Le Billet Bio de H. ELLA
Le temps des mastodontes
Nous pensions que le temps des grandes fusions entre laboratoires pharmaceutiques était terminé, le temps de la recherche des synergies au détriment de l'emploi et de l'innovation, le temps des mastodontes. Apparemment, non. Au prix d'un effort considérable, Pfizer s'est lancé dans le rachat de Wyeth, puisque le déjà numéro un mondial aurait emprunté 22,5 milliards sur les 68 milliards de dollars que lui coûterait ce rachat. Et conséquence du « credit crunch » que vit la planète financière, cet emprunt coûterait entre 7 et 9 % par an et devrait être remboursé avant la fin 2009. Du coup, les marchés sont dubitatifs à l'égard de cette fusion, survivance d'un temps où la course à la taille était la norme, puisque les CDS (credit default swaps) Pfizer, ces outils dérivés qui permettent de gérer le risque de crédit, ont subi une hausse impressionnante de 125 points.
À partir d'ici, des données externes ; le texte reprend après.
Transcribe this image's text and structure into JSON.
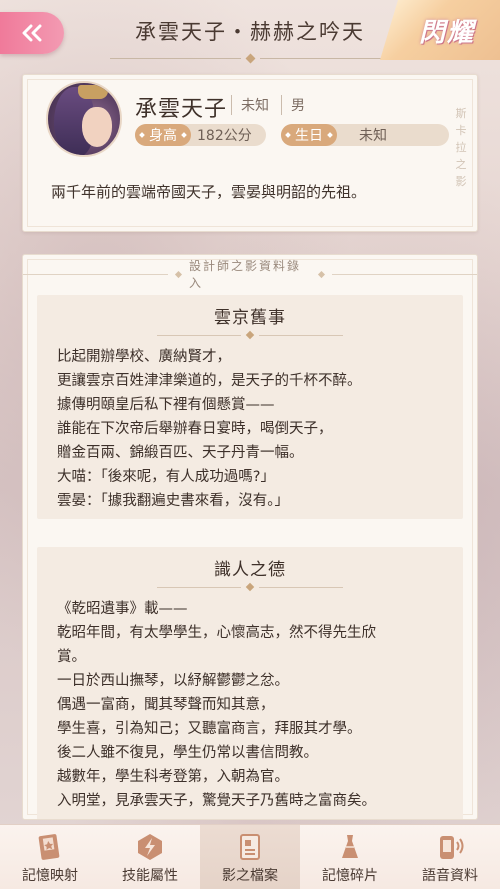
{
  "header": {
    "title": "承雲天子・赫赫之吟天",
    "badge": "閃耀",
    "back_icon": "back-chevron-icon"
  },
  "profile": {
    "name": "承雲天子",
    "tag1": "未知",
    "tag2": "男",
    "height_label": "身高",
    "height_value": "182公分",
    "birthday_label": "生日",
    "birthday_value": "未知",
    "side_text": "斯卡拉之影",
    "description": "兩千年前的雲端帝國天子，雲晏與明韶的先祖。"
  },
  "records": {
    "title": "設計師之影資料錄入",
    "sections": [
      {
        "title": "雲京舊事",
        "lines": [
          "比起開辦學校、廣納賢才，",
          "更讓雲京百姓津津樂道的，是天子的千杯不醉。",
          "據傳明頤皇后私下裡有個懸賞——",
          "誰能在下次帝后舉辦春日宴時，喝倒天子，",
          "贈金百兩、錦緞百匹、天子丹青一幅。",
          "大喵：「後來呢，有人成功過嗎?」",
          "雲晏：「據我翻遍史書來看，沒有。」"
        ]
      },
      {
        "title": "識人之德",
        "lines": [
          "《乾昭遺事》載——",
          "乾昭年間，有太學學生，心懷高志，然不得先生欣",
          "賞。",
          "一日於西山撫琴，以紓解鬱鬱之忿。",
          "偶遇一富商，聞其琴聲而知其意，",
          "學生喜，引為知己；又聽富商言，拜服其才學。",
          "後二人雖不復見，學生仍常以書信問教。",
          "越數年，學生科考登第，入朝為官。",
          "入明堂，見承雲天子，驚覺天子乃舊時之富商矣。"
        ]
      }
    ]
  },
  "nav": {
    "items": [
      {
        "label": "記憶映射",
        "icon": "memory-card-icon",
        "active": false
      },
      {
        "label": "技能屬性",
        "icon": "skill-lightning-icon",
        "active": false
      },
      {
        "label": "影之檔案",
        "icon": "profile-file-icon",
        "active": true
      },
      {
        "label": "記憶碎片",
        "icon": "dress-fragment-icon",
        "active": false
      },
      {
        "label": "語音資料",
        "icon": "voice-phone-icon",
        "active": false
      }
    ]
  },
  "colors": {
    "accent_pink": "#f07a9a",
    "pill_gold": "#d9a97c",
    "text_dark": "#3f312a"
  }
}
En outre, Standard & Poor dégraderait d'AAA à AA, le rating credit de Pfizer. Mais une question demeure : qui est-ce qui a bien pu pousser le numéro un de la pharmacie à racheter le numéro neuf dans cette période troublée ? La volonté de rester numéro un ? La perspective de perdre l'un de ses meilleurs produits dans la nébuleuse des génériques ? Le besoin de retrouver un nouveau blockbuster ? Toutes ces questions sont légitimes. Et pourtant, des idées d'hier, puisque récemment encore les grands de la pharmacie s'étaient attachés à faire passer le message : « Smaller is beautiful », du moins en termes de R&D et de business units plus focalisées dans des indications de spécialité.